Criticism has erupted over suggestions by Labor that the planned increases in employer superannuation contributions from the current 9.5% to a targeted 12% by July 2025 should be accelerated. The underlying rationale of Labor’s aspiration is to provide more opportunity for retirees’ to achieve greater independence in retirement and mitigate the future burden and reliance on government age pensions by an increasingly aging population.
Under current legislation, employer superannuation contributions will remain at 9.5 per cent until July 2021, after which contributions will increase steadily until reaching the targeted 12 per cent in 2025. The prospect of fast-tracking this increase has led Financial Services Minister, Kelly O’Dwyer, to come out strongly in opposition to this suggestion:
“It would [not be] right to think that the super-guarantee particularly benefits low income earners…Far from it. In fact, many low income earners are being forced to save for a higher standard of living in retirement than they can afford while they are working.”
Reinforcing Minister O’Dwyer’s position, the Grattan Institute found that scrapping the planned increase to 12% would save the Federal Government almost $2 billion annually – “money that would be better spent boosting rent assistance for vulnerable retirees, mainly single women”, the Grattan Institute Report says.
There is also a common misconception that increases to the superannuation guarantee would be paid by employers out of profit. Brendan Coates, a fellow of Grattan Institute, believes that;
“Higher compulsory super contributions are ultimately funded by lower wages, which means lower living standards for workers today. Therefore, increasing the super guarantee to 12 per cent will hurt the living standards of low-income earners, the bulk of whom are women.”
Similarly, the Henry Tax Review Report also found that the superannuation guarantee rate should not be increased. Given the relative taxation on income vs superannuation, pouring more money into superannuation over salary will have a significant negative impact on the Federal Government’s budget.
For pre-retirement low income earners, the impact of the superannuation guarantee would be severe. According to Coates,
“We know that home ownership is falling rapidly among the young and the poor, so raising the super guarantee to 12 per cent at a time when young Australians are already struggling to afford housing -and in particular overcoming the deposit hurdle seems like a bad idea.”
The table below provides an outline of the effects of the income disparity:Notes: Tax calculation do not consider Medicare Leve, Medicare Levy Sucharge, Low Income Tax Offset and Repayment Income Thresholds. Superannuation Guarantee (SG).
Assumptions: The calculations provided in the table assumes one SGC increase from 9.5% to 12%, rather than a gradual increase. Our calculations do not include any Medicare levy, and Medicare surcharge.

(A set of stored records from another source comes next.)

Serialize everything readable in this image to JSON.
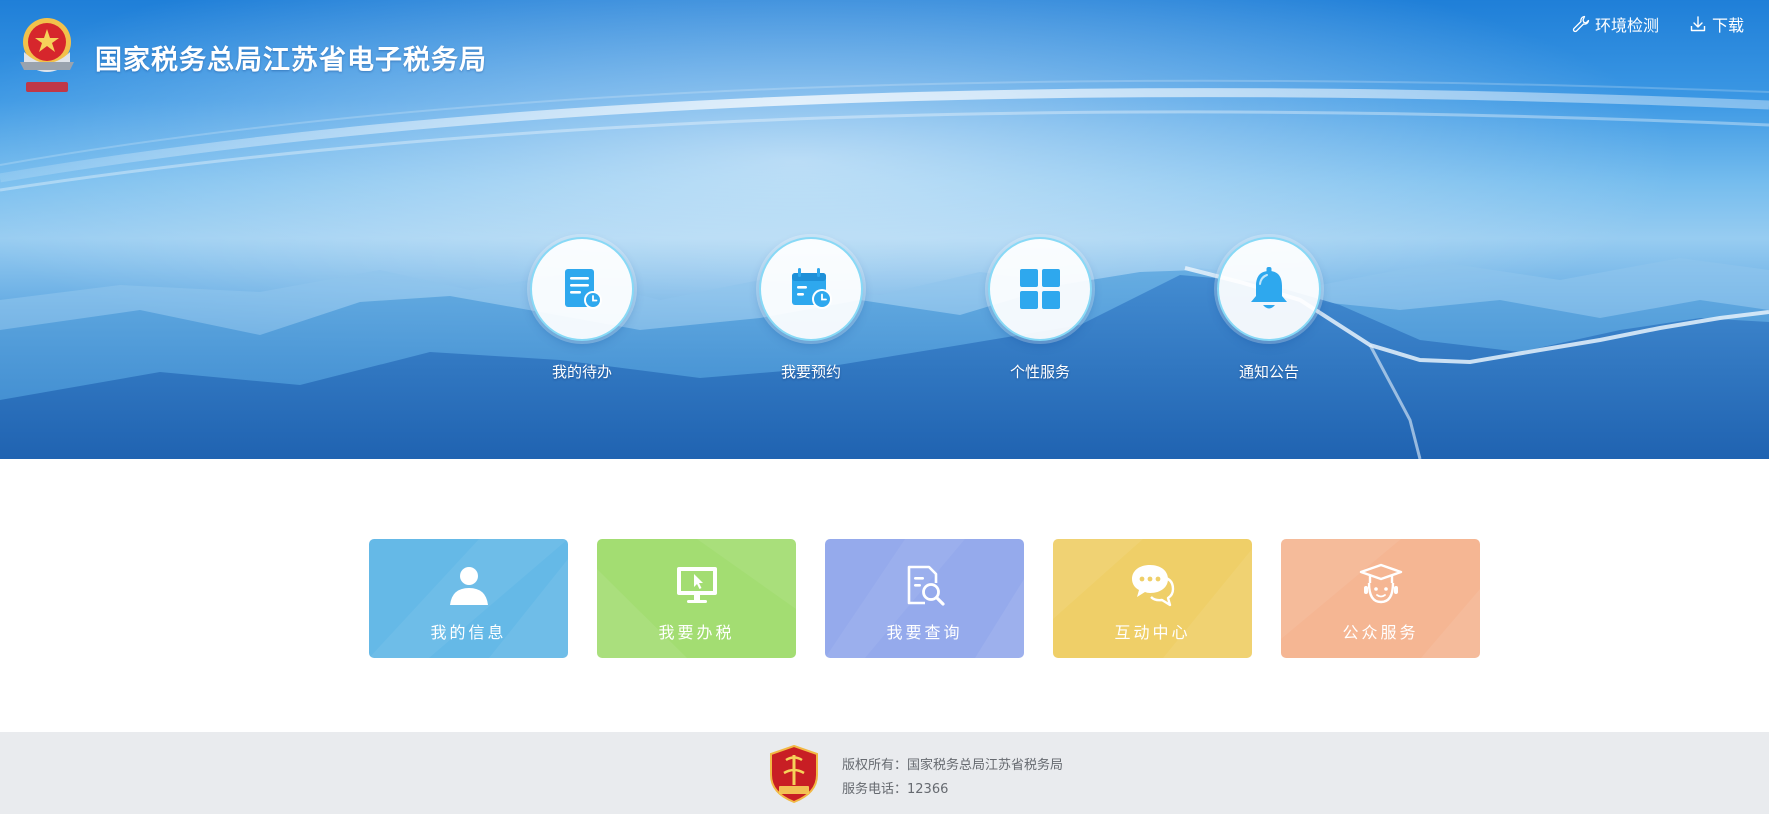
{
  "header": {
    "site_title": "国家税务总局江苏省电子税务局",
    "links": [
      {
        "label": "环境检测",
        "icon": "wrench-icon"
      },
      {
        "label": "下载",
        "icon": "download-icon"
      }
    ]
  },
  "quick_access": [
    {
      "label": "我的待办",
      "icon": "todo-document-icon"
    },
    {
      "label": "我要预约",
      "icon": "calendar-clock-icon"
    },
    {
      "label": "个性服务",
      "icon": "grid-icon"
    },
    {
      "label": "通知公告",
      "icon": "bell-icon"
    }
  ],
  "tiles": [
    {
      "label": "我的信息",
      "icon": "user-icon",
      "color": "#65b9e7"
    },
    {
      "label": "我要办税",
      "icon": "monitor-cursor-icon",
      "color": "#a3dd72"
    },
    {
      "label": "我要查询",
      "icon": "document-search-icon",
      "color": "#95aaec"
    },
    {
      "label": "互动中心",
      "icon": "chat-bubbles-icon",
      "color": "#efcf68"
    },
    {
      "label": "公众服务",
      "icon": "graduate-support-icon",
      "color": "#f5b693"
    }
  ],
  "footer": {
    "copyright": "版权所有：国家税务总局江苏省税务局",
    "phone": "服务电话：12366"
  },
  "colors": {
    "banner_blue": "#1f7fd8",
    "icon_blue": "#2ea8ee",
    "footer_bg": "#e9ebee"
  }
}
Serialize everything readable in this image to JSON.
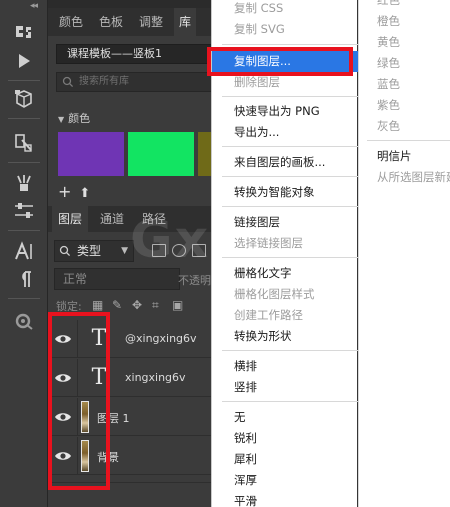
{
  "tools": {
    "collapse_glyph": "◂◂",
    "items": [
      "history-brush-icon",
      "play-icon",
      "3d-cube-icon",
      "measure-icon",
      "brush-settings-icon",
      "adjustments-icon",
      "paragraph-text-icon",
      "pilcrow-icon",
      "properties-icon"
    ]
  },
  "panel": {
    "tabs": [
      "颜色",
      "色板",
      "调整",
      "库"
    ],
    "active_tab": "库",
    "library_name": "课程模板——竖板1",
    "search_placeholder": "搜索所有库",
    "colors_section": "颜色",
    "swatches": [
      "#6f35b4",
      "#12e462",
      "#6f6a18"
    ],
    "add_glyph": "+",
    "upload_glyph": "⬆"
  },
  "layers_panel": {
    "tabs": [
      "图层",
      "通道",
      "路径"
    ],
    "active_tab": "图层",
    "filter_label": "类型",
    "blend_mode": "正常",
    "opacity_label": "不透明",
    "lock_label": "锁定:",
    "layers": [
      {
        "name": "@xingxing6v",
        "kind": "text",
        "type_glyph": "T"
      },
      {
        "name": "xingxing6v",
        "kind": "text",
        "type_glyph": "T"
      },
      {
        "name": "图层 1",
        "kind": "image"
      },
      {
        "name": "背景",
        "kind": "image"
      }
    ]
  },
  "watermark": "Gx",
  "context_menu": {
    "items": [
      {
        "label": "复制 CSS",
        "disabled": true
      },
      {
        "label": "复制 SVG",
        "disabled": true
      },
      {
        "label": "复制图层...",
        "disabled": false,
        "highlight": true
      },
      {
        "label": "删除图层",
        "disabled": true
      },
      {
        "label": "快速导出为 PNG",
        "disabled": false
      },
      {
        "label": "导出为...",
        "disabled": false
      },
      {
        "label": "来自图层的画板...",
        "disabled": false
      },
      {
        "label": "转换为智能对象",
        "disabled": false
      },
      {
        "label": "链接图层",
        "disabled": false
      },
      {
        "label": "选择链接图层",
        "disabled": true
      },
      {
        "label": "栅格化文字",
        "disabled": false
      },
      {
        "label": "栅格化图层样式",
        "disabled": true
      },
      {
        "label": "创建工作路径",
        "disabled": true
      },
      {
        "label": "转换为形状",
        "disabled": false
      },
      {
        "label": "横排",
        "disabled": false
      },
      {
        "label": "竖排",
        "disabled": false
      },
      {
        "label": "无",
        "disabled": false
      },
      {
        "label": "锐利",
        "disabled": false
      },
      {
        "label": "犀利",
        "disabled": false
      },
      {
        "label": "浑厚",
        "disabled": false
      },
      {
        "label": "平滑",
        "disabled": false
      }
    ]
  },
  "submenu": {
    "items": [
      {
        "label": "红色",
        "disabled": true
      },
      {
        "label": "橙色",
        "disabled": true
      },
      {
        "label": "黄色",
        "disabled": true
      },
      {
        "label": "绿色",
        "disabled": true
      },
      {
        "label": "蓝色",
        "disabled": true
      },
      {
        "label": "紫色",
        "disabled": true
      },
      {
        "label": "灰色",
        "disabled": true
      },
      {
        "label": "明信片",
        "disabled": false
      },
      {
        "label": "从所选图层新建",
        "disabled": true
      }
    ]
  }
}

In reality, not all organisations would pass the super increase to their employees directly through smaller wage increases. Companies that are currently paying at or above 12% would not need to consider how to fund such increase. However, a significant number of companies in the private sector will need to confront the reality that they must apply a proportion of budgeted salary increases to the superannuation increase.
For example, if a company has a 2.5% budget for salary increases and the superannuation guarantee moves to 10% of ordinary time earnings, they will assign a proportion of that salary budget to pay for superannuation.
The net result is lower increases for the employees in an environment where cost of living is rising faster than salaries, thus reducing the standard of living for low-wage earners even further.
“When the amount was increased from 9% to 9.5% between 2012 and 2014, many companies used a portion of their annual salary increase budgets to absorb the difference. In the current environment where annual salary increases are already at subdued levels, any increase would add further pressure to annual salary review budgets”.
The reality for pre-retirement low income earners is that they need income in their hands to pay for day-to-day essentials, such as housing, energy and school fees. An increase in the superannuation guarantee will negatively impact the financial capacity of many in this demographic, reducing disposable income and having a knock-on effect across society and the economy.
Overall, the likely negative effects of superannuation guarantee increases will decrease living standards in Australia and place further strain on an already challenged economy.